Anderson encontrou Felipe jogando basquete próximo a sala de ensaios. Ele estava tentando arremessar a bola na velha cesta enferrujada presa à parede.

_ O nome disso é falta de ginga! _ Anderson tomou a bola e girou seu corpo ao redor do de Felipe, esticou os braços e acertou o aro.

_Sei! To vendo tua ginga! _ Felipe riu do ponto que o amigo não conseguira marcar e quicou a bola no chão. _ Aprende comigo...

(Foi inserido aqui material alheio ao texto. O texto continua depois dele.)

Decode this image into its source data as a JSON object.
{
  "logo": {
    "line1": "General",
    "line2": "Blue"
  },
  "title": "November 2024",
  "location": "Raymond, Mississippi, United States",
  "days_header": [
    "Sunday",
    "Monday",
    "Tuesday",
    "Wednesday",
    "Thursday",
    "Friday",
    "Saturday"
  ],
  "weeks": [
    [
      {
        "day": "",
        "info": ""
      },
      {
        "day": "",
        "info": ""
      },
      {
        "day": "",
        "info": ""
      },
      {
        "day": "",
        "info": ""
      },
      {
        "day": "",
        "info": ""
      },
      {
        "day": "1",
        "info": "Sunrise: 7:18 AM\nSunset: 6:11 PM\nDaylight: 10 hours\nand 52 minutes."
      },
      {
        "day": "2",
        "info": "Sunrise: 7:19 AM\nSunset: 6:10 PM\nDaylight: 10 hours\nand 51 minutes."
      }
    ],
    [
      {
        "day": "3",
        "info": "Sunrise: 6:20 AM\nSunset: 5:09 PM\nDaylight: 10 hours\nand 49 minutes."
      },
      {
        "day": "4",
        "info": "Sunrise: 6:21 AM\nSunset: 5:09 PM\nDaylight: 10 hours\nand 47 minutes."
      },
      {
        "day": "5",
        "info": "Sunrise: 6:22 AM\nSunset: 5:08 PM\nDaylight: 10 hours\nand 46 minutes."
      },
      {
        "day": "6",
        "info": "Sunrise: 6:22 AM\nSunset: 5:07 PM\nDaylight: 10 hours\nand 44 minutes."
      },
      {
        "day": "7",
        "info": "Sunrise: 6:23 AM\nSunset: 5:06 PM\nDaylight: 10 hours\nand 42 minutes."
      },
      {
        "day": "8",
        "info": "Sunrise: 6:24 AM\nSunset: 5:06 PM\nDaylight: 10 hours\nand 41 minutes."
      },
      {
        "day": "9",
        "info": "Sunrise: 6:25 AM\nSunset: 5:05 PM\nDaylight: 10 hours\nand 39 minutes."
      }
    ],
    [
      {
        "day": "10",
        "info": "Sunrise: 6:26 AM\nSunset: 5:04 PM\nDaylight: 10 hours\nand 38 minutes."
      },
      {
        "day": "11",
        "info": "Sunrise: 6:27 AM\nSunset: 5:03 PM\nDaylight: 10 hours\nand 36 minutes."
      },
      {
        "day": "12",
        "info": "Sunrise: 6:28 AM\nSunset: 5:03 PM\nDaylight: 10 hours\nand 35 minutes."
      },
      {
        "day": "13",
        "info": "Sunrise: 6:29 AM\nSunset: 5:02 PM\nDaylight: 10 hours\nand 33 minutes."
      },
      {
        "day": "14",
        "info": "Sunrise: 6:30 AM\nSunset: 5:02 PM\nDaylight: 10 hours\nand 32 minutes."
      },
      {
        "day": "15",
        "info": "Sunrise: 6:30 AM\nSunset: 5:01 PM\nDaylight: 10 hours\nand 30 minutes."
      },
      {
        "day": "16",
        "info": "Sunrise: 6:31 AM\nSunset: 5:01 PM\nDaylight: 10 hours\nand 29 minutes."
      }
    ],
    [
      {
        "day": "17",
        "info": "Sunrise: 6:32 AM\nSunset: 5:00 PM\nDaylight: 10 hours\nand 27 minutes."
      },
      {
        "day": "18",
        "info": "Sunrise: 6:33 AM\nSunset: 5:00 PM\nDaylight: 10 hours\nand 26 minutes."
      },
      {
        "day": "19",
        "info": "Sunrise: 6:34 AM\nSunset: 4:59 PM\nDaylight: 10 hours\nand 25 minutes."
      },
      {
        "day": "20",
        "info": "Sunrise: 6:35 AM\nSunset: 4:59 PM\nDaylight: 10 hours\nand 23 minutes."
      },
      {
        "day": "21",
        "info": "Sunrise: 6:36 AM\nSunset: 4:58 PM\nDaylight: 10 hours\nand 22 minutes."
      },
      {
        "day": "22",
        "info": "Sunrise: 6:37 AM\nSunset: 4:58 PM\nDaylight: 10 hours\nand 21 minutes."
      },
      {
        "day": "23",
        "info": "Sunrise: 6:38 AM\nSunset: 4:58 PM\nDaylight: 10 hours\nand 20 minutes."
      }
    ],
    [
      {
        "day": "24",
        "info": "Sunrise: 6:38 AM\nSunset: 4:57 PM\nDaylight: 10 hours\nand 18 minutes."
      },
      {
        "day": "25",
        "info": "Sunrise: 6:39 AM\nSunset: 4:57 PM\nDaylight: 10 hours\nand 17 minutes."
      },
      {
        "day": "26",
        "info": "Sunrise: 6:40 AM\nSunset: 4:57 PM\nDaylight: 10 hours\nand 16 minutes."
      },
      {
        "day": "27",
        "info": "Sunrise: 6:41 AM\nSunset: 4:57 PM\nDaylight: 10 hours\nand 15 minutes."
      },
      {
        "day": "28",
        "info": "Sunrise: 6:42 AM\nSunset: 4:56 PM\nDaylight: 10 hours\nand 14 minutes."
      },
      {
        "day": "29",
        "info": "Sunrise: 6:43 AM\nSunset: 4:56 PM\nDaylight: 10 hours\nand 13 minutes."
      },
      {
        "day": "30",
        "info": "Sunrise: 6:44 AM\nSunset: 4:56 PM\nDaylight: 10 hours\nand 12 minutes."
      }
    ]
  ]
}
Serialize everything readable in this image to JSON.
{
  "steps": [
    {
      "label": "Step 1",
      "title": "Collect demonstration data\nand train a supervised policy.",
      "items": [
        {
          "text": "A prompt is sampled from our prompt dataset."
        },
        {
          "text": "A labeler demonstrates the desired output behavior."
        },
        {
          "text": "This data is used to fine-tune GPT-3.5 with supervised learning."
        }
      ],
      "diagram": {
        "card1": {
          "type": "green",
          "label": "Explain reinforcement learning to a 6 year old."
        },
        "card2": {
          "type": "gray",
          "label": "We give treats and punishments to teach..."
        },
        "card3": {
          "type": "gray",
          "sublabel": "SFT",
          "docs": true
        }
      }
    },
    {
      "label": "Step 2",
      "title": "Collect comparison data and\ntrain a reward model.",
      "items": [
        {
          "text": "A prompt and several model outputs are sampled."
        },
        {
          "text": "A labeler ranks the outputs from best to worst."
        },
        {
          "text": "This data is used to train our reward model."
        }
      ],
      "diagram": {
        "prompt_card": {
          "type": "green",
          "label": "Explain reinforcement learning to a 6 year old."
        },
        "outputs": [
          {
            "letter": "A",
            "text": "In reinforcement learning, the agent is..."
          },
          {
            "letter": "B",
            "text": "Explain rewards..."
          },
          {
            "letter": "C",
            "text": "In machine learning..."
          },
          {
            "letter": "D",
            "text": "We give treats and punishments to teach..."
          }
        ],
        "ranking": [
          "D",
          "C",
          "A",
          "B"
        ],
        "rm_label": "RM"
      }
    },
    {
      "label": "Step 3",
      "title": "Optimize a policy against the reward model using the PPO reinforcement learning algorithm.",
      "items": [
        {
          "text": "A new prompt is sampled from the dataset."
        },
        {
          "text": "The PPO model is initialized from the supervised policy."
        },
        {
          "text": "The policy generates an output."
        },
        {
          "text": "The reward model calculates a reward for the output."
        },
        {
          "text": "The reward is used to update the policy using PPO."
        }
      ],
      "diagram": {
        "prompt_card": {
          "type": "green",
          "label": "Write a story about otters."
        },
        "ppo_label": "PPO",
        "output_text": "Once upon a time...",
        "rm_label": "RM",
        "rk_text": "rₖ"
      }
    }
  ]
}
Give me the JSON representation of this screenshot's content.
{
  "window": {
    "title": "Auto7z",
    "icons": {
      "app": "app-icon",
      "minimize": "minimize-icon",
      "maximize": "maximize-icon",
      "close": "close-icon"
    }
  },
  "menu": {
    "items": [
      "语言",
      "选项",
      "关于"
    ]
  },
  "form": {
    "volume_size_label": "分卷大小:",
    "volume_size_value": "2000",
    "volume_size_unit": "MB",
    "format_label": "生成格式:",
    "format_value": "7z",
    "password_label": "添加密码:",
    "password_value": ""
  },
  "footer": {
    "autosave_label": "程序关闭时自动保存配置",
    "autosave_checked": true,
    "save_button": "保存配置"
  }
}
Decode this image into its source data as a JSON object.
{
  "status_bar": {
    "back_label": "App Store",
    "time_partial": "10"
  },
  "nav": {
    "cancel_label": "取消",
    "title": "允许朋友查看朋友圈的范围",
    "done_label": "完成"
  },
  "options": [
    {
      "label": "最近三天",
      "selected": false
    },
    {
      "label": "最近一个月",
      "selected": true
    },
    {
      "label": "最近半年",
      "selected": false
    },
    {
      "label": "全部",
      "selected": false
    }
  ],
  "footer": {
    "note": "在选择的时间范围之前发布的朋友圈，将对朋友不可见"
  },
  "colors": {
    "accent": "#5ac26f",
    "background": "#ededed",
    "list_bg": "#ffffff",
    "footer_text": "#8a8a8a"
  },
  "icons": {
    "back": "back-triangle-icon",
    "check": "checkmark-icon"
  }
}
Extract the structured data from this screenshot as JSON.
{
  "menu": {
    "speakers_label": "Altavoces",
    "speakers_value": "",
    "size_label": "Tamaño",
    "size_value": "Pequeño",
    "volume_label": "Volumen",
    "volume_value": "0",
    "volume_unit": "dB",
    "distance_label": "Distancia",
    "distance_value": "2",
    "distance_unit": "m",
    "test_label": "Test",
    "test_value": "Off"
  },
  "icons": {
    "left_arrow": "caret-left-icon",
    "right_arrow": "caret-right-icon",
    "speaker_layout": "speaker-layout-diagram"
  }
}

_Aprender o quê? _ Anderson roubou a bola e enterrou. Seu corpo ficou suspenso no ar por uns segundos. Depois soltou-se e caiu em pé.

_Ok. Foi bonito. _ Felipe riu e eles se abraçaram.

Os dois se entreolharam e afastaram-se. Já fazia um tempo que uma força os unia e na mesma intensidade repelia seus corpos como um choque elétrico.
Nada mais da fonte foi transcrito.